考えてみませんか?

戦国時代や世界大戦の世紀には、人を殺す武道は必要だったはずです。
21世紀は、戦争ができない時代です。
もし 戦争が起きれば核兵器により、地球は一瞬にして消滅します。
武力や経済力でなく、人道主義の対話こそ人類が生き延びる唯一の道です。
この時 人を倒す・人を殺すことを主体とした武道が、果たして必要なのでしょうか。
合気とは人を倒すのではなく、人を導く武道です。
人を殺すのではなく、人を助ける武道です。
剣豪 宮本武蔵も ある時より殺人剣から活人剣を求めて晩年の境地を会得しています。
我々もここから 何かを学ぶべきだと思うのですが、いかがでしょうか。

武道の真髄と合気道

 植芝盛平翁
翁云く
 合気道は天地自然と融合し、その法則に従って行う
 「和の武道」である。
○また云く
 合気とは敵と闘い、敵を破る術ではない。

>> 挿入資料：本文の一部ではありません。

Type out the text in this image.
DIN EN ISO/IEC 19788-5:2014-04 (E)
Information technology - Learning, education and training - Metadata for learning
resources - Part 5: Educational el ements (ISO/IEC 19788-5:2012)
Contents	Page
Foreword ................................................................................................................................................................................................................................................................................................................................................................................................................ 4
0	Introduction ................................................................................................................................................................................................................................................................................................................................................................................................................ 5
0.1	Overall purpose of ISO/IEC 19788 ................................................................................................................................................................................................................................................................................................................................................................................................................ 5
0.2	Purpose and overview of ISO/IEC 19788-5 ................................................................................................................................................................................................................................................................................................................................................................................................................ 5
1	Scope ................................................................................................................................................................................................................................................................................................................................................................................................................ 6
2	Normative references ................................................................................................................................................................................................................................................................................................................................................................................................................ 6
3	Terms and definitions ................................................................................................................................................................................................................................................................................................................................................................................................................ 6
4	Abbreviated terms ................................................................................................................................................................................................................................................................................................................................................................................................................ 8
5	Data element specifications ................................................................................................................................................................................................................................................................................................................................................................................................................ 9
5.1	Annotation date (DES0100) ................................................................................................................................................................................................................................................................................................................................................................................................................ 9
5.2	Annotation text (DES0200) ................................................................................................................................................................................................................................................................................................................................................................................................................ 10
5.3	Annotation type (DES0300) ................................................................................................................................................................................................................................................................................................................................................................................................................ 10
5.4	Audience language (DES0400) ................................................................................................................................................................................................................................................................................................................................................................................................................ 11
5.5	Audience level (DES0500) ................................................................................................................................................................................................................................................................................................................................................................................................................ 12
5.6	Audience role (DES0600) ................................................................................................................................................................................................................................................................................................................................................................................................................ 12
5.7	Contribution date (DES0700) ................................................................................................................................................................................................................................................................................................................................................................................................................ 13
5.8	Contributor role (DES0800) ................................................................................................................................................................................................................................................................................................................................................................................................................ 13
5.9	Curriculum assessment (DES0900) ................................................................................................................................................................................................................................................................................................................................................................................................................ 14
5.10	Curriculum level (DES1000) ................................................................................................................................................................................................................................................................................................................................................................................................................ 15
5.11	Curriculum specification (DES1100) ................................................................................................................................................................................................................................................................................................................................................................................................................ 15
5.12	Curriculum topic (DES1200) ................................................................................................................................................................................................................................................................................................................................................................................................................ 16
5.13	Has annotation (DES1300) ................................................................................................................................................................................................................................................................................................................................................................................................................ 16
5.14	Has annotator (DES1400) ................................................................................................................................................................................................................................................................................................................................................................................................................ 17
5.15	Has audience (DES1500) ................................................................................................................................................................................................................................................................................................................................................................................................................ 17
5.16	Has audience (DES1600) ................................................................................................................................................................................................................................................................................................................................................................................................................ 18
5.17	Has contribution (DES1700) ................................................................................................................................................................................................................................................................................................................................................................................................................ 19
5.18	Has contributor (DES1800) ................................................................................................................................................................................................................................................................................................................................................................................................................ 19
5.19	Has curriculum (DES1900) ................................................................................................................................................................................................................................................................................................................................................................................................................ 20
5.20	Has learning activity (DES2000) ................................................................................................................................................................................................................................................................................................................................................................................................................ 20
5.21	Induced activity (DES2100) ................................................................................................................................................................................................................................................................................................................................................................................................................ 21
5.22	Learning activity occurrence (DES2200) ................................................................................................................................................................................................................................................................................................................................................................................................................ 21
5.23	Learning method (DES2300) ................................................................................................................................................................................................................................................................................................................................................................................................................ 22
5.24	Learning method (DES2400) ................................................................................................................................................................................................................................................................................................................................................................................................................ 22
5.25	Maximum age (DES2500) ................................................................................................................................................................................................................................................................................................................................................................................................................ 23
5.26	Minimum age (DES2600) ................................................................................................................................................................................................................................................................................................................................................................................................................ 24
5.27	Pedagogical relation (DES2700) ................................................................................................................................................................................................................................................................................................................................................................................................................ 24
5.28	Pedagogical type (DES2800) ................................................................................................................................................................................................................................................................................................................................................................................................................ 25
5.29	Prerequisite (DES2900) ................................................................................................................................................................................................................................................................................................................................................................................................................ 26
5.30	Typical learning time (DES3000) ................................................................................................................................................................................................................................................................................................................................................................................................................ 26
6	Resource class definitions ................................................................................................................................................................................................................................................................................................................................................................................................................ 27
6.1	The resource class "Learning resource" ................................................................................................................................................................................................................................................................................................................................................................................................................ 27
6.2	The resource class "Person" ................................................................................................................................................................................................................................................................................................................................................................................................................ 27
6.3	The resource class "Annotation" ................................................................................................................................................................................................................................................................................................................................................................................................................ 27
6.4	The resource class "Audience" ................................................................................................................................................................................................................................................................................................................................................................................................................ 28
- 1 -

世界を和合させ、
 人類を一家たらしめる道である。
 即ち 合気の極意はおのれを、宇宙の動きと調和させ
 おのれを、宇宙そのものと一致させることにある。
 人間は「心」と「肉体」それを結ぶ「気」の三つが完全に一致して
 しかも宇宙万有の活動と調和しなければいけない。
○さらに云く
 武道を修行する者に大切なことは、宇宙の心象を腹中に
 納めることである。
 世界の動きをみて、それから何かを悟り、書物を見て自分に技として
 受け容れる。
 すべての事を無駄に、見過ごさないようにしなければいけない。
 山川草木、ひとつとして師とならないものはない。

 修行者は この事を日常の鍛錬を通じて悟るべきである。
 剣聖 宮本武蔵
○五輪書の水の巻に云く
 兵法は水のあり方を理想として、その境地を目指す。
 水は入れ物の形に応じて、丸くもなれば、四角にもなる。
 武士は文武二道といひて、ふたつの道をたしなむこと これ道なり。
 兵法の道において、心の持ちようは、常の心に変わることなかれ。
 一をもって万を知ることが兵法の利である。
○鍛練とは
 千日の稽古を鍛として、万日の稽古を練とする。
○空を道として、道を空とみる。
○心、常に道を離れず。 

彼の境地は遥かなり。
 波騒(なみざい)は世の常である。
 波にまかせて、泳ぎ上手に、雑魚(ざこ)は歌い雑魚は踊る。